Avirista Midaada, Okezone · Jum'at 07 Februari 2020 14:06 WIB
https: img.okezone.com content 2020 02 07 519 2164870 kisah-janda-merawat-2-anaknya-yang-lumpuh-dan-buta-di-gubuk-reot-WyY2w3hL6w.jpg Rosiya saat merawat kedua anaknya (foto: istimewa)

JEMBER - Seorang janda asal Dusun Krajan, Desa Karang Paiton, Kabupaten Jember, hidup dalam kondisi memprihatinkan, dengan merawat dua anaknya yang mengalami kelumpuhan dan buta sejak lahir.

Rosiya (60), sehari-hari tinggal di sebuah gubuk reot yang sempit dengan merawat dua anaknya Muhammad Sidi (30), dan Yani (27) yang mengalami kebutaan dan kelumpuhan sejak lahir.

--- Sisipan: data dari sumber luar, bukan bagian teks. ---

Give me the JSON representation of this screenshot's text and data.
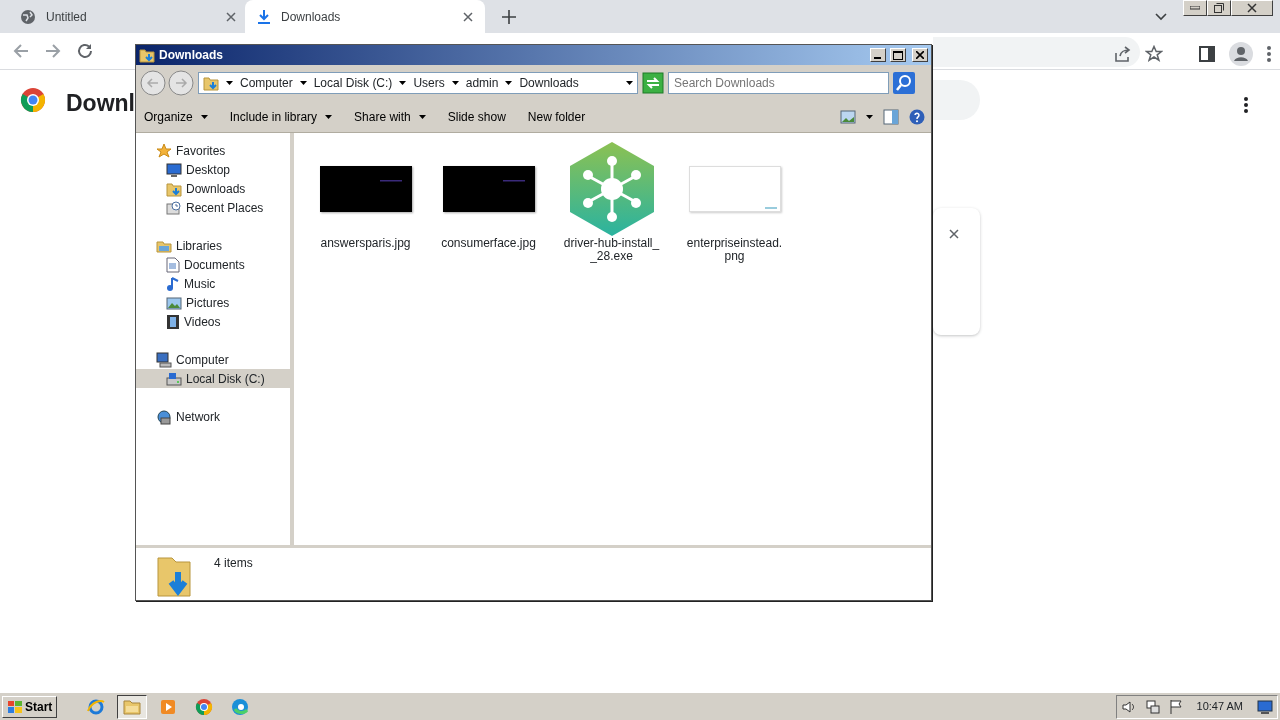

Di dalam rumah berukuran 2 x 3 yang sudah tak layak ini, hanya terdapat alas tidur, gelas, dan piring seadanya, serta beberapa buah baju saja. Bahkan kondisi rumah yang ditinggali pun dapat dikatakan jauh dari kata layak, dengan kebersihan yang sama sekali tak terjaga.

Kepada media, Rosiya menjelaskan, ia merawat anaknya dalam keadaan yang tak normal dengan kondisi fisik berat dan tinggi yang tak seperti orang biasanya.

"Anak saya lumpuh dan buta sejak lahir. Kondisi anak saya juga tidak normal, tinggi dan beratnya juga tidak seperti orang kebanyakan," ujar Rosiya, Jumat (7/2/2020).

Rosiya menambahkan, lantaran mengalami kelumpuhan sejak lahir, kedua anaknya hingga kini hanya bisa berbaring tak bisa berjalan. Kalaupun keduanya duduk, itu pun dibantu oleh sang ibu yang mendudukkan kedua anaknya.

Berbagai upaya sudah dilakukan untuk mengobati kedua anaknya, mulai dari pengobatan medis hingga pengobatan alternatif. Namun penyakit yang diderita anaknya tak juga kunjung sembuh.

"Saya pasrah saja, saya akan rawat anak-anak saya sampai mati. Sudah dicoba pengobatan medis hingga alternatif tapi belum sembuh. Mau berobat lagi sudah tidak mampu lagi, tidak ada uang," terangnya.

Saat ditanya mengenai suami sekaligus ayah dari kedua anak tersebut, Rosiya mengaku ia ditinggal suaminya pulang ke kampung halamannya di Madura, sejak anak pertama berusia 6 tahun dan anak kedua berusia 3 tahun.

"Sudah lama ditinggalkan, dia pulang kampung ke Madura. Waktu itu Sidi (anak pertama) masih berusia 6 tahun, dan Yani (anak keduanya) berusia 3 tahun," lanjutnya.

Untuk menghidupi kebutuhan sehari-hari, Rosiya bekerja sebagai buruh tani dengan penghasilan sehari-hari Rp25 ribu.

"Itu tidak setiap hari, kalau ada orang yang butuh ya dipakai, kalau tidak ya sudah. Kalau untuk makan ya dicukup-cukupkan. Pokok anak saya makan dulu," tambahnya.

Di sisi lain Kepala Dusun Krajan, Kasto menyatakan bila Rosiya sebenarnya juga mendapatkan bantuan dari pemerintah, mulai dari bantuan beras hingga bantuan lainnya.

"Mereka dapat bantuan selama ini, kami berusaha maksimal supaya mereka tetap bisa makan. Kita juga sudah ajukan program bedah rumah, program usaha ternak ayam, namun belum tembus," kata Kasto.